I am changing the entire system and the way of living my life, discarding all the bad frictions which holding me from being an awesome personality, Subs showing me the real me & after meeting the real me, I come to know how much work I have to do in every area of my life, just by rumbling I am the best, I will not become the best.

It’s because of sub-EoG that I came to know about my bad habits & exactly what holding me back from living the good life, Duh forget about the awesome life I don’t even live an average life because If I keep repeating what I was repeating in the past then my future will be not be good

So this journal will go deep inside every sub I am going to listen to, this may sound boring but I promise as I progress ahead I am sure a new adventure will be open every day.
I am more concerned about my inner game than the outer game right now, this journey will be very deep & somewhat personal too.

So how this journal will differ from my other ones?
It will be circulating more around the Atomic Habit of James Clear, First time in my life, I am sticking to something because I was being random my whole life.

I come to know how can I change my life by keep repeating important stuff It can be automated in life So that I can no longer have to wonder how can I overcome daily challenges in my life, though I am sure I can do it, the problem is I am not doing it.

In this journal I will go inside every sub & will take massive actions, So That I can take the whole benefit of Subliminal

Sub Day 1
After coming out of washout day, Today I listened to Wanted experimental & EoG ST1.

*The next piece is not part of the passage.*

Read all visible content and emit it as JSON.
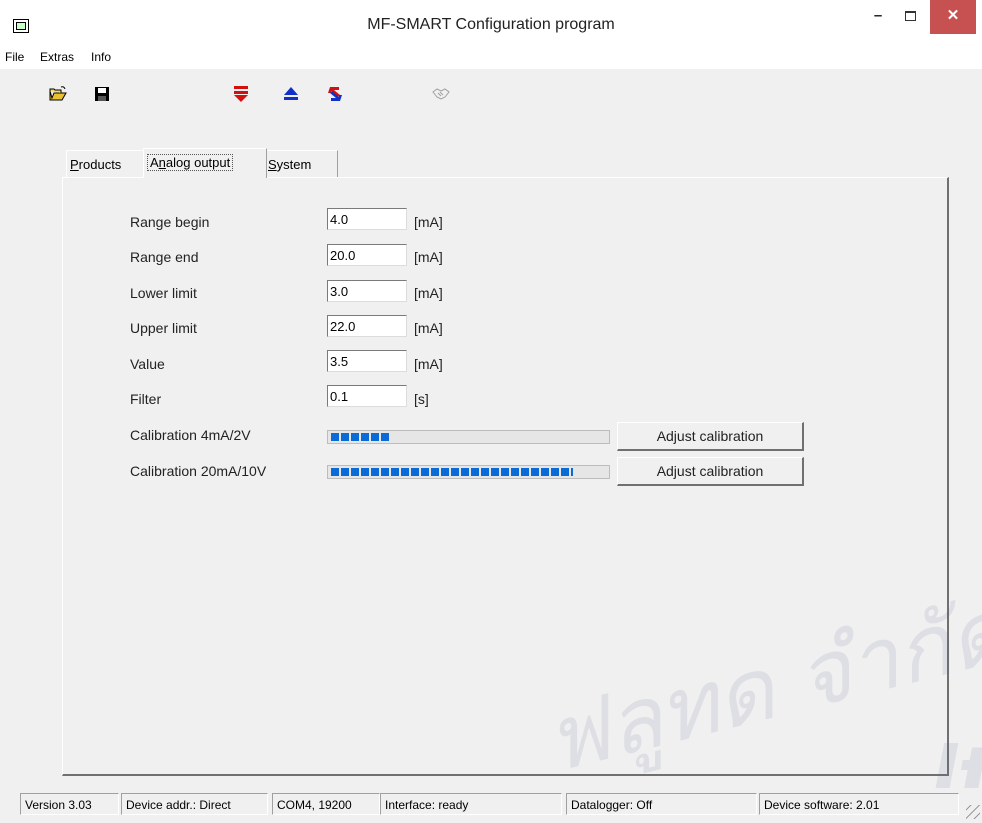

I am feeling very calm, Collective & energetic on Wanted. My family went to dine outside but I didn’t go for the reason of “respect”. Though it was my favorite restaurant & food. But I put respect over food today. I just wanted to set an example, I won’t accept further disrespect towards myself & take myself seriously, They all love me & called me 10’s times but I calmly said I am on a diet so I can’t come, unlike other times, where I would put tantrum, explain my self & even cry. Yes, I cried a lot in the last decade & so, I was the weak bastard who can’t control his emotions until now.

Apart from that, I stopped myself from seeking approval from girls. There’s thinking that keeps coming into my mind that I shouldn’t approach or please anyone. I should build myself like that people should keep coming to me or desire me. I noticed a few people who has some good holding in the gym talked to me & even saw girls glancing at me.

I even saw Videos about making my face more symmetrical etc. & most important I didn’t watch any time-wasting videos on youtube or on any other platform.

I keep trying to save time & want to take meaningful actions all day of my life. I hope in this cycle I will build good habits.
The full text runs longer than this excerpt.